Start Time:
10/16/2025 8:00:00 AM
End Time:
10/16/2025 8:50:00 AM
About this session:
In this presentation, we explore the transformative potential of AI-driven digital twins in facility management. By leveraging advanced AI techniques and digital twin technology, we can monitor and analyze building system utilization, uncovering patterns in occupant behavior. These insights enable us to optimize building operations, resulting in significant efficiency improvements and cost savings. Attendees will gain an understanding of the foundational concepts of AI and digital twins, and how they can be applied to track and enhance building performance. We will delve into the practical steps for implementing digital twins, including data collection through IoT devices and the use of machine learning algorithms for pattern recognition. Real-world case studies will illustrate the substantial efficiency gains, with potential savings of up to 27%. Additionally, we will address common challenges and provide solutions to ensure successful integration of AI-driven digital twins. Join us to discover how this cutting-edge technology can revolutionize facility management, driving smarter, more efficient buildings for a sustainable future.

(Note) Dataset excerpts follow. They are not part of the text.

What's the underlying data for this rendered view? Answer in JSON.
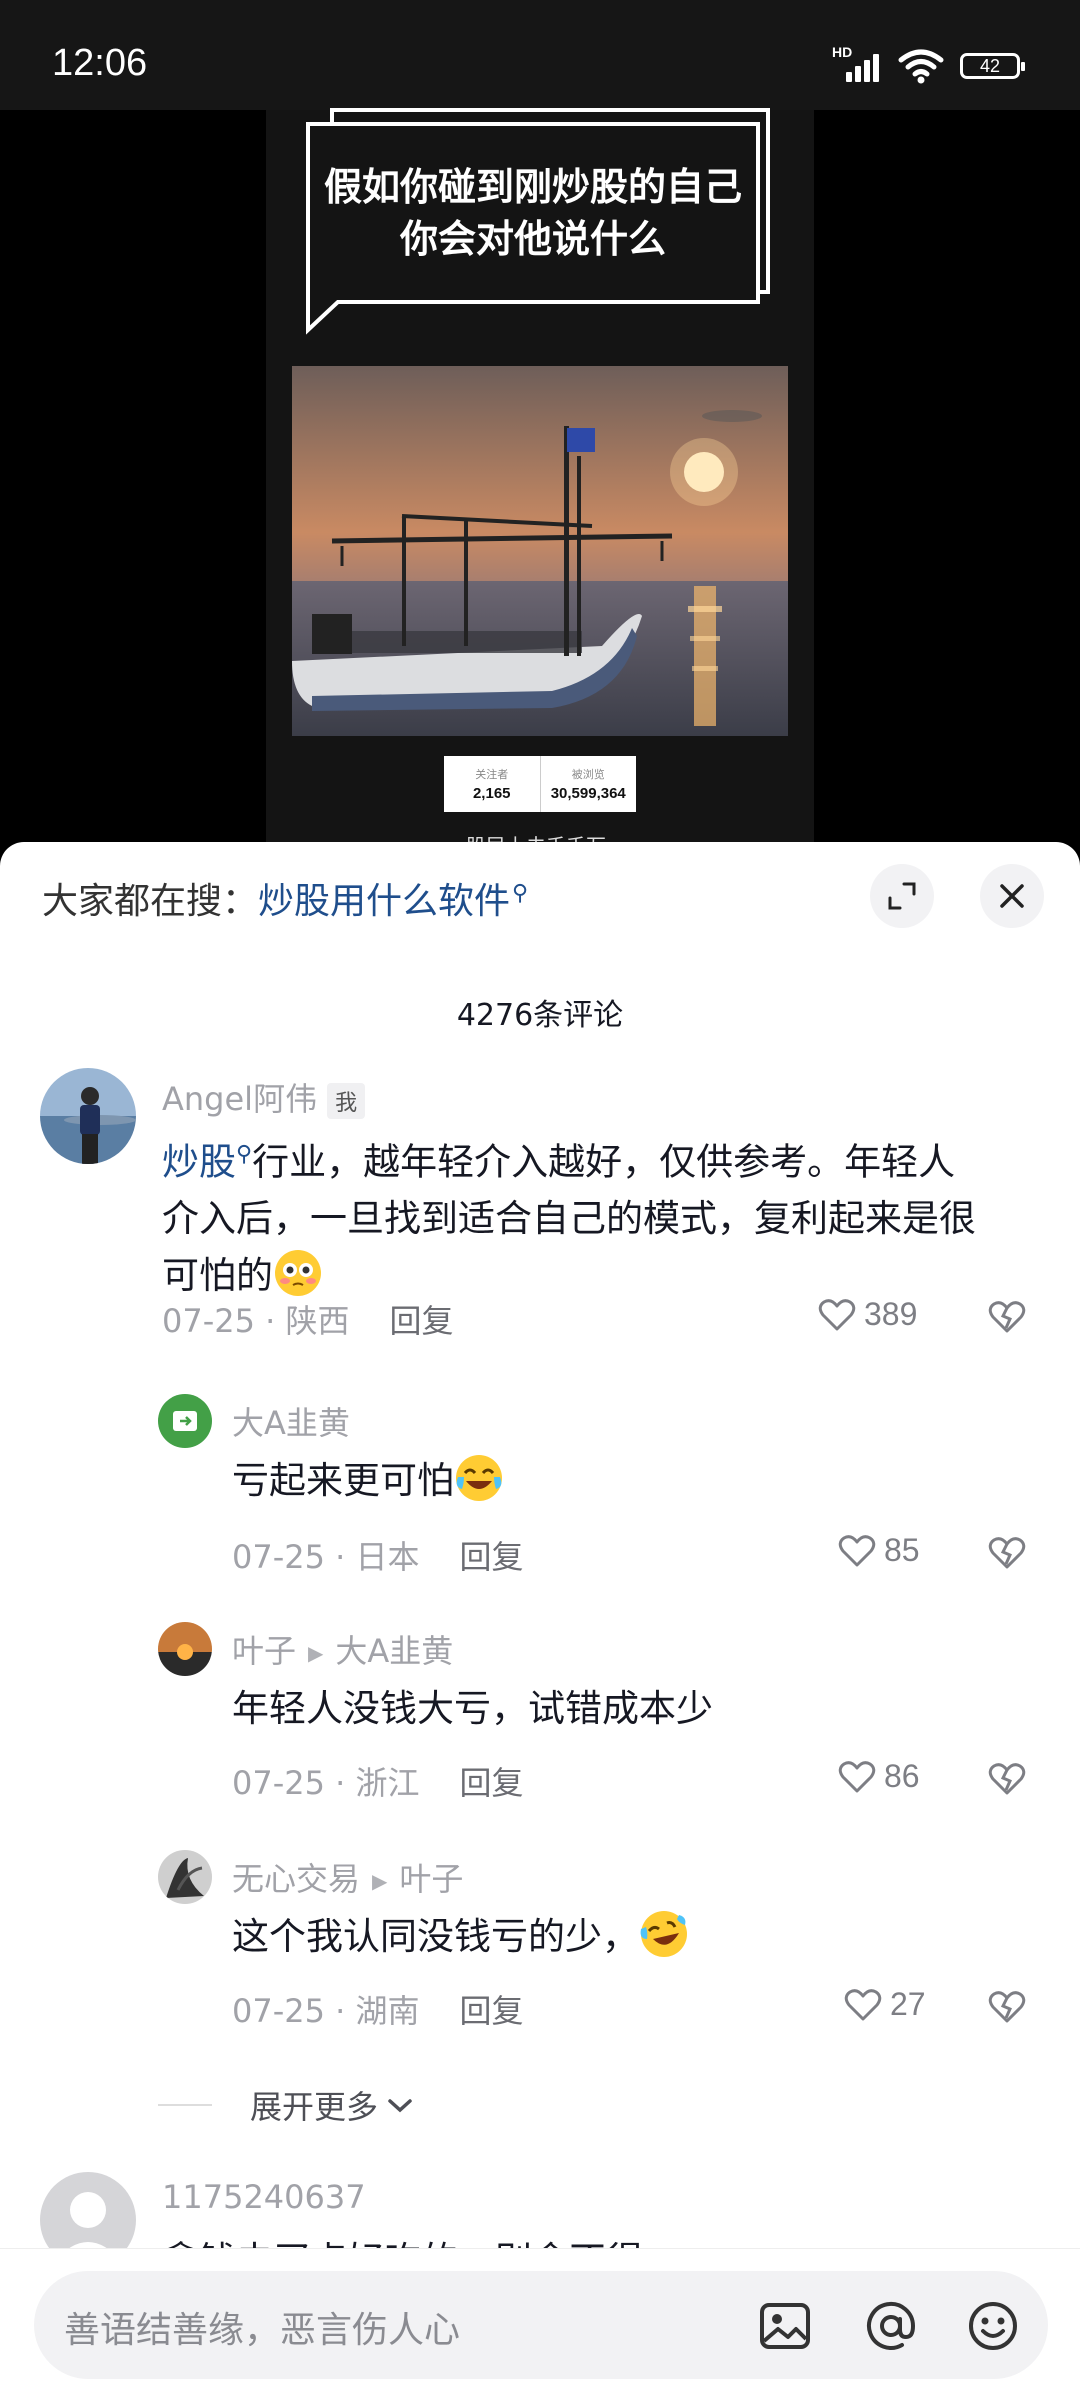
{
  "status": {
    "time": "12:06",
    "network": "HD",
    "battery": "42"
  },
  "video": {
    "caption_line1": "假如你碰到刚炒股的自己",
    "caption_line2": "你会对他说什么",
    "stats": [
      {
        "label": "关注者",
        "value": "2,165"
      },
      {
        "label": "被浏览",
        "value": "30,599,364"
      }
    ],
    "cut_text": "股民上去千千万"
  },
  "sheet": {
    "search_prefix": "大家都在搜：",
    "search_term": "炒股用什么软件",
    "comment_count": "4276条评论"
  },
  "comments": [
    {
      "user": "Angel阿伟",
      "tag": "我",
      "keyword": "炒股",
      "text_after_keyword": "行业，越年轻介入越好，仅供参考。年轻人",
      "line2": "介入后，一旦找到适合自己的模式，复利起来是很",
      "line3": "可怕的",
      "date": "07-25",
      "location": "陕西",
      "reply": "回复",
      "likes": "389"
    },
    {
      "user": "大A韭黄",
      "text": "亏起来更可怕",
      "date": "07-25",
      "location": "日本",
      "reply": "回复",
      "likes": "85"
    },
    {
      "user": "叶子",
      "reply_to": "大A韭黄",
      "text": "年轻人没钱大亏，试错成本少",
      "date": "07-25",
      "location": "浙江",
      "reply": "回复",
      "likes": "86"
    },
    {
      "user": "无心交易",
      "reply_to": "叶子",
      "text": "这个我认同没钱亏的少，",
      "date": "07-25",
      "location": "湖南",
      "reply": "回复",
      "likes": "27"
    },
    {
      "user": "1175240637",
      "text": "拿钱去买点好吃的，别舍不得"
    }
  ],
  "expand_label": "展开更多",
  "input": {
    "placeholder": "善语结善缘，恶言伤人心"
  },
  "icons": [
    "expand-icon",
    "close-icon",
    "heart-icon",
    "dislike-icon",
    "image-icon",
    "at-icon",
    "emoji-icon",
    "search-icon",
    "chevron-down-icon"
  ]
}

1. Understand the Fundamentals of AI and Digital Twins: Attendees will gain a foundational understanding of AI and digital twin technology, including their definitions, key components, and applications in facility management.

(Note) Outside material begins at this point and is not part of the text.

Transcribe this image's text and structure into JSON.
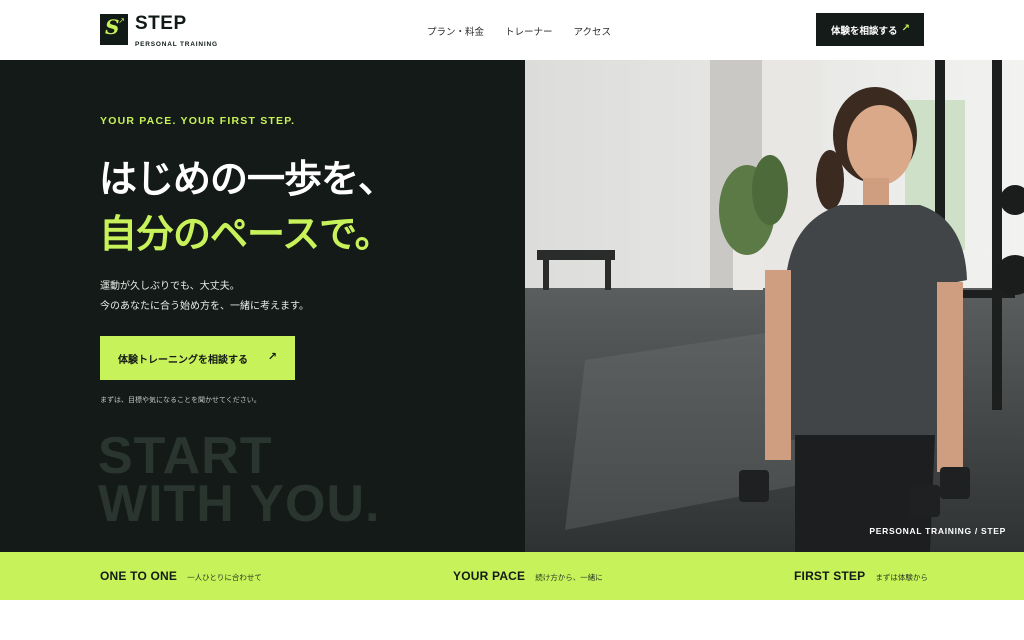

2. Identify Patterns in Building System Utilization: Participants will learn how to use AI to monitor and analyze building system utilization, recognizing patterns in occupant behavior that can inform operational adjustments.

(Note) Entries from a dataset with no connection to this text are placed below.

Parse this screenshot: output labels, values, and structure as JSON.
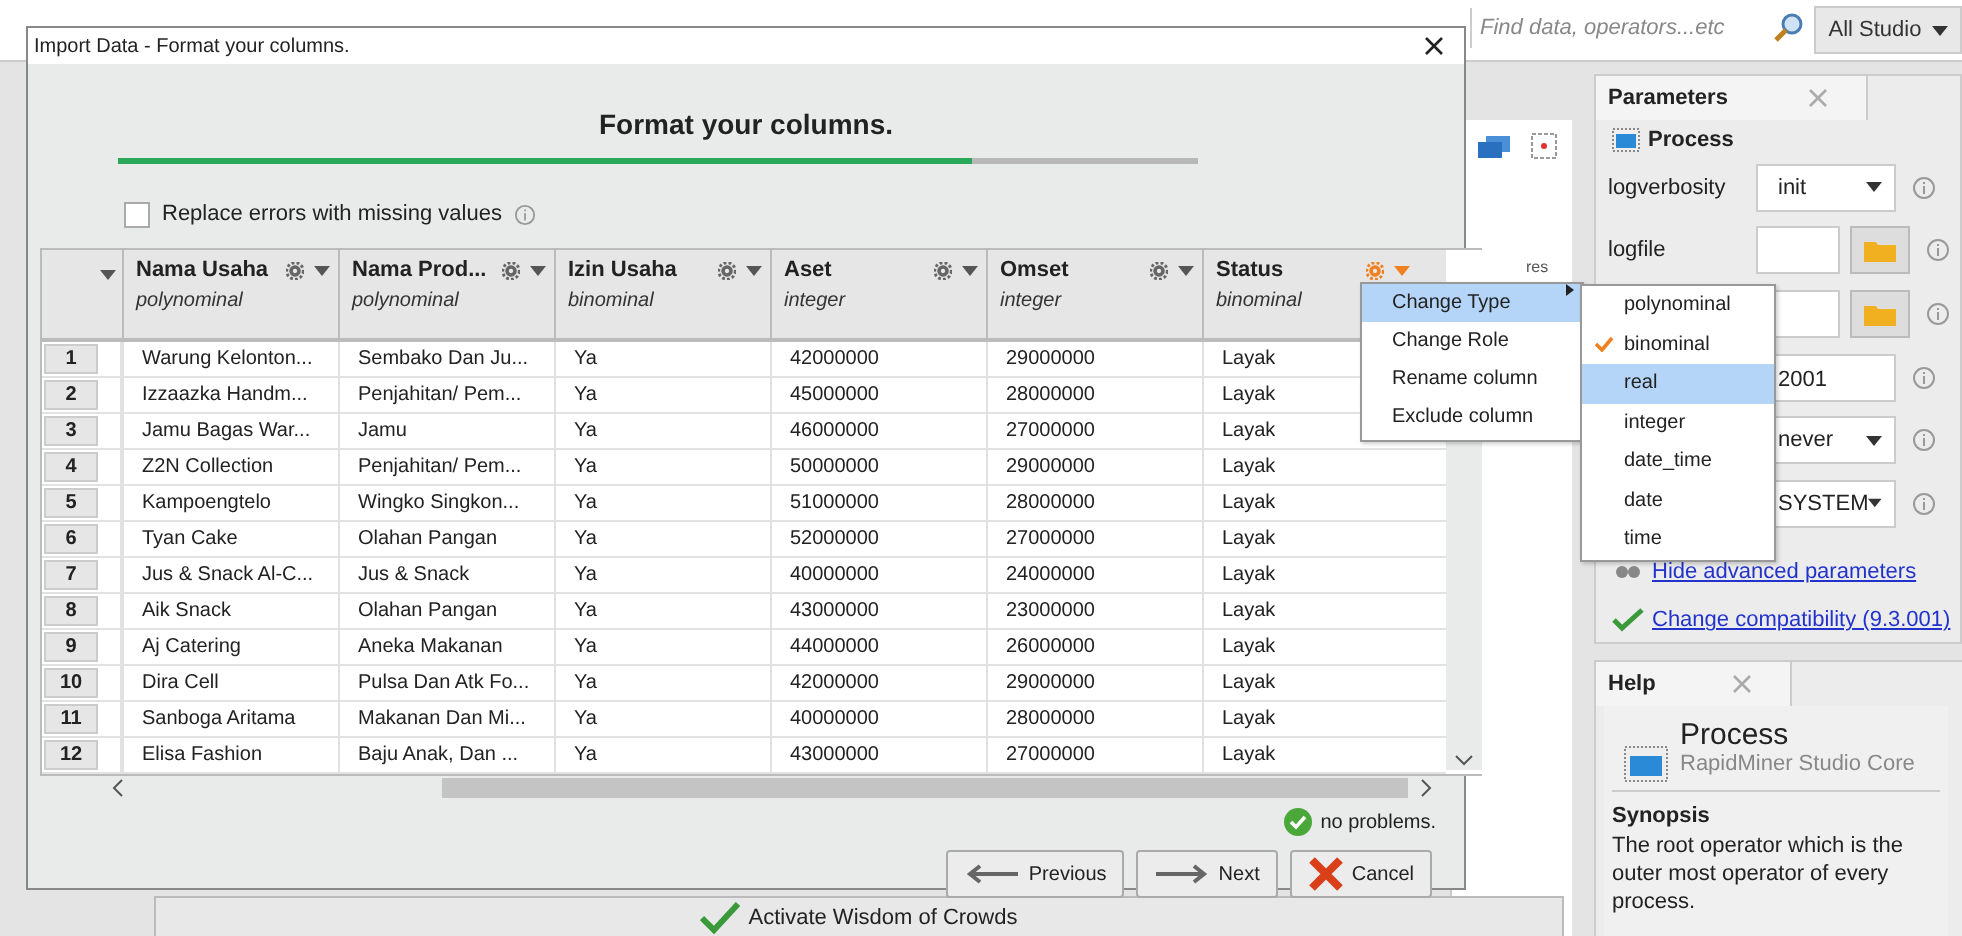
{
  "app": {
    "search": {
      "placeholder": "Find data, operators...etc"
    },
    "scope": "All Studio",
    "canvas_label": "res"
  },
  "parameters": {
    "tab": "Parameters",
    "operator": "Process",
    "rows": [
      {
        "label": "logverbosity",
        "kind": "select",
        "value": "init"
      },
      {
        "label": "logfile",
        "kind": "file"
      },
      {
        "kind": "file"
      },
      {
        "kind": "text",
        "value": "2001"
      },
      {
        "kind": "select",
        "value": "never"
      },
      {
        "kind": "select",
        "value": "SYSTEM"
      }
    ],
    "links": [
      {
        "label": "Hide advanced parameters",
        "kind": "hide"
      },
      {
        "label": "Change compatibility (9.3.001)",
        "kind": "check"
      }
    ]
  },
  "help": {
    "tab": "Help",
    "title": "Process",
    "subtitle": "RapidMiner Studio Core",
    "section": "Synopsis",
    "text": "The root operator which is the outer most operator of every process."
  },
  "wisdom_button": "Activate Wisdom of Crowds",
  "dialog": {
    "title": "Import Data - Format your columns.",
    "heading": "Format your columns.",
    "progress": {
      "level": 0.79
    },
    "replace_errors": {
      "label": "Replace errors with missing values",
      "checked": false
    },
    "columns": [
      {
        "name": "Nama Usaha",
        "type": "polynominal",
        "active": false
      },
      {
        "name": "Nama Prod...",
        "type": "polynominal",
        "active": false
      },
      {
        "name": "Izin Usaha",
        "type": "binominal",
        "active": false
      },
      {
        "name": "Aset",
        "type": "integer",
        "active": false
      },
      {
        "name": "Omset",
        "type": "integer",
        "active": false
      },
      {
        "name": "Status",
        "type": "binominal",
        "active": true
      }
    ],
    "rows": [
      {
        "num": "1",
        "cells": [
          "Warung Kelonton...",
          "Sembako Dan Ju...",
          "Ya",
          "42000000",
          "29000000",
          "Layak"
        ]
      },
      {
        "num": "2",
        "cells": [
          "Izzaazka Handm...",
          "Penjahitan/ Pem...",
          "Ya",
          "45000000",
          "28000000",
          "Layak"
        ]
      },
      {
        "num": "3",
        "cells": [
          "Jamu Bagas War...",
          "Jamu",
          "Ya",
          "46000000",
          "27000000",
          "Layak"
        ]
      },
      {
        "num": "4",
        "cells": [
          "Z2N Collection",
          "Penjahitan/ Pem...",
          "Ya",
          "50000000",
          "29000000",
          "Layak"
        ]
      },
      {
        "num": "5",
        "cells": [
          "Kampoengtelo",
          "Wingko Singkon...",
          "Ya",
          "51000000",
          "28000000",
          "Layak"
        ]
      },
      {
        "num": "6",
        "cells": [
          "Tyan Cake",
          "Olahan Pangan",
          "Ya",
          "52000000",
          "27000000",
          "Layak"
        ]
      },
      {
        "num": "7",
        "cells": [
          "Jus & Snack Al-C...",
          "Jus & Snack",
          "Ya",
          "40000000",
          "24000000",
          "Layak"
        ]
      },
      {
        "num": "8",
        "cells": [
          "Aik Snack",
          "Olahan Pangan",
          "Ya",
          "43000000",
          "23000000",
          "Layak"
        ]
      },
      {
        "num": "9",
        "cells": [
          "Aj Catering",
          "Aneka Makanan",
          "Ya",
          "44000000",
          "26000000",
          "Layak"
        ]
      },
      {
        "num": "10",
        "cells": [
          "Dira Cell",
          "Pulsa Dan Atk Fo...",
          "Ya",
          "42000000",
          "29000000",
          "Layak"
        ]
      },
      {
        "num": "11",
        "cells": [
          "Sanboga Aritama",
          "Makanan Dan Mi...",
          "Ya",
          "40000000",
          "28000000",
          "Layak"
        ]
      },
      {
        "num": "12",
        "cells": [
          "Elisa Fashion",
          "Baju Anak, Dan ...",
          "Ya",
          "43000000",
          "27000000",
          "Layak"
        ]
      }
    ],
    "status": "no problems.",
    "buttons": [
      {
        "label": "Previous",
        "kind": "previous"
      },
      {
        "label": "Next",
        "kind": "next"
      },
      {
        "label": "Cancel",
        "kind": "cancel"
      }
    ]
  },
  "column_menu": [
    {
      "label": "Change Type",
      "submenu": true,
      "selected": true
    },
    {
      "label": "Change Role",
      "submenu": false,
      "selected": false
    },
    {
      "label": "Rename column",
      "submenu": false,
      "selected": false
    },
    {
      "label": "Exclude column",
      "submenu": false,
      "selected": false
    }
  ],
  "type_menu": [
    {
      "label": "polynominal",
      "checked": false,
      "selected": false
    },
    {
      "label": "binominal",
      "checked": true,
      "selected": false
    },
    {
      "label": "real",
      "checked": false,
      "selected": true
    },
    {
      "label": "integer",
      "checked": false,
      "selected": false
    },
    {
      "label": "date_time",
      "checked": false,
      "selected": false
    },
    {
      "label": "date",
      "checked": false,
      "selected": false
    },
    {
      "label": "time",
      "checked": false,
      "selected": false
    }
  ]
}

3. Implement AI-Driven Digital Twins for Efficiency: Attendees will be equipped with practical knowledge on how to create and integrate digital twins into building systems, including data collection methods and machine learning techniques.
4. Achieve and Measure Efficiency Savings: Participants will explore strategies for optimizing building operations based on AI insights, with a focus on achieving and verifying efficiency savings of up to 27%.